= Douglas Watkinson =

English crime writer

Douglas Watkinson is an English novelist, playwright and screenwriter, specializing in crime and mystery. His books feature the hard-bitten, soft-centred Nathan Hawk, a police officer who was 'required to retire' and now works as a private detective. Known for his wit and fiery temper, Hawk is on his seventh case. The first six books are entitled Haggard Hawk, Easy Prey, Scattered Remains, Evil Turn, Jericho Road, and White Crane.

== Career ==
Watkinson has written hundreds of scripts for television, contributing to Lovejoy, Boon, Juliet Bravo, Agatha Christie's Poirot and Midsomer Murders.
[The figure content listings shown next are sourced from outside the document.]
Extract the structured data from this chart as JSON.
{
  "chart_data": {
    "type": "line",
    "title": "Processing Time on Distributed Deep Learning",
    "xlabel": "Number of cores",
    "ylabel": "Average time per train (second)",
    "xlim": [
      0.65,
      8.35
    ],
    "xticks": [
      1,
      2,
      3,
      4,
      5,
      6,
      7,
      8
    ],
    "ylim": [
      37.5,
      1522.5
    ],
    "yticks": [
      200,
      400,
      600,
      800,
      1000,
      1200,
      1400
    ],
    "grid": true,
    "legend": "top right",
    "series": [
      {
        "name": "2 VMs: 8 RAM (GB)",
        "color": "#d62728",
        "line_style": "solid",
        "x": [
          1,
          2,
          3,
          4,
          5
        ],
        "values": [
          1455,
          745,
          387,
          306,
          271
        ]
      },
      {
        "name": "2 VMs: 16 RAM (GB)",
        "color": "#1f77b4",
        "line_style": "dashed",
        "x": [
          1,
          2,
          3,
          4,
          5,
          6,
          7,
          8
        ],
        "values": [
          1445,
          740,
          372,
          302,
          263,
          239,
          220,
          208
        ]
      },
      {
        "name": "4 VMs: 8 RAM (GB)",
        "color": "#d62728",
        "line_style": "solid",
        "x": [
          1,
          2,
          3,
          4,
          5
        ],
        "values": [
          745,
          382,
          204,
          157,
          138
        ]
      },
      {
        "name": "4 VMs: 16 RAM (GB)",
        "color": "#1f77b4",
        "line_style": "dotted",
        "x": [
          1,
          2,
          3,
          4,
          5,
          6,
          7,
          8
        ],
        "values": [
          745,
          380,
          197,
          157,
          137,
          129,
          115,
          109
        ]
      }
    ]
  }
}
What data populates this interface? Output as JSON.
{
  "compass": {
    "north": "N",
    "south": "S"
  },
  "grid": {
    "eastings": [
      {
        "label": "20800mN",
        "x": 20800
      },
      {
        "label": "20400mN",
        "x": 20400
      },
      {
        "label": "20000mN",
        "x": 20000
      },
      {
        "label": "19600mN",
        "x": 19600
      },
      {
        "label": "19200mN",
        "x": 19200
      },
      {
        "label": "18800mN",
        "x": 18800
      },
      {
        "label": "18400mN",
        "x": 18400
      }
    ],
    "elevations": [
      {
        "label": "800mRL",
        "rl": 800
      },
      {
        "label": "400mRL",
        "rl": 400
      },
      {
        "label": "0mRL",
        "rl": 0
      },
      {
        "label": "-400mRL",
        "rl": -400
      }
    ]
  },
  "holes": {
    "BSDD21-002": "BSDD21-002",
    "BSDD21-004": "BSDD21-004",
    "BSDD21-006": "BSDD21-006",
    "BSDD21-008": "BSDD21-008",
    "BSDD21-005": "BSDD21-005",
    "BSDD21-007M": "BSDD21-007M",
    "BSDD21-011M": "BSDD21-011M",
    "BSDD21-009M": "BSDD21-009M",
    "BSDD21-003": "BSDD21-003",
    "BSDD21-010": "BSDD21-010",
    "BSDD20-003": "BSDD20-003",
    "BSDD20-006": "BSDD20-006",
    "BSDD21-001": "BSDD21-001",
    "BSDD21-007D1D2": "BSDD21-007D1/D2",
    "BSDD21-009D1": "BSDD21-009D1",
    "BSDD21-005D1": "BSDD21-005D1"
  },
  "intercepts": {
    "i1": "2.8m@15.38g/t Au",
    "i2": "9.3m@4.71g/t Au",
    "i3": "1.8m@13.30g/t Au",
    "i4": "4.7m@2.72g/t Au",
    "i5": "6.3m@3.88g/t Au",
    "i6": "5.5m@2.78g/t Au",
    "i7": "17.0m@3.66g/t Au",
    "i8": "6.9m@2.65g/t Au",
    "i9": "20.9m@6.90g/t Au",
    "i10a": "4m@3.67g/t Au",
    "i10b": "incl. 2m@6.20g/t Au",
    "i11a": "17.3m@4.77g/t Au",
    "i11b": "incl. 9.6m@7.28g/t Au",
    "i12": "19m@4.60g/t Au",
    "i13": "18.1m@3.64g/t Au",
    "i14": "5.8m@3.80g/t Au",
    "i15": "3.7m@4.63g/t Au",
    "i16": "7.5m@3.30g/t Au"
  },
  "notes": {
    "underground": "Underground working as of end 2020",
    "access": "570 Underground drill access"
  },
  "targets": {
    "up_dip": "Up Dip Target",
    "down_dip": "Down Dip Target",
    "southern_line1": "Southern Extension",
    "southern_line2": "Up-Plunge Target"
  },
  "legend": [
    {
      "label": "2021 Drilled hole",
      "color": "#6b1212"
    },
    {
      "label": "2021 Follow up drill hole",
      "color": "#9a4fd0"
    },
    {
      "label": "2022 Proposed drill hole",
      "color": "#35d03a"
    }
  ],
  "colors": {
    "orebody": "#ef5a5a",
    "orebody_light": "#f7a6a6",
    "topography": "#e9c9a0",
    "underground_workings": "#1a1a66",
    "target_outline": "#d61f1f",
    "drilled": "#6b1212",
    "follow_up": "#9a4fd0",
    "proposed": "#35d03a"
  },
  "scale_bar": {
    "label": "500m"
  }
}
He also wrote the daytime drama For Maddie with Love. In 1984 he created the short-lived sitcom The New Statesman starring Windsor Davies. He has written four stage plays: Let's Do It My Way, Caesar and Me, The Dragon's Tail and The Wall

== Background and personal life ==
Watkinson was born into an army family and his father served throughout World War II and beyond. He was killed in Palestine by The Stern Gang in 1947. His death is the inspiration for Watkinson's play The Wall, in which a middle aged man visits a military cemetery in Ramleh, Israel and meets a young British soldier who turns out to be his father.
Educated at Haberdashers' Aske's, Watkinson later attended East 15 Acting School, where his first plays were performed.

== Writing ==
Watkinson began his career writing the backs of record sleeves for Decca and at the same time he bombarded television companies with plays. The first to be produced was a thirty-minute two-hander called Click, starring Ray Brooks and John Paul. Since then, he has never been out of work. He was the script writer for several BBC series, most notably Z-Cars, Howard's Way and The Brothers.
His favourite work has been Midsomer Murders, Boon (for which he wrote the establishing episode), Lovejoy, Forever Green and Maybury (which was Kenneth Branagh's first on-screen appearance).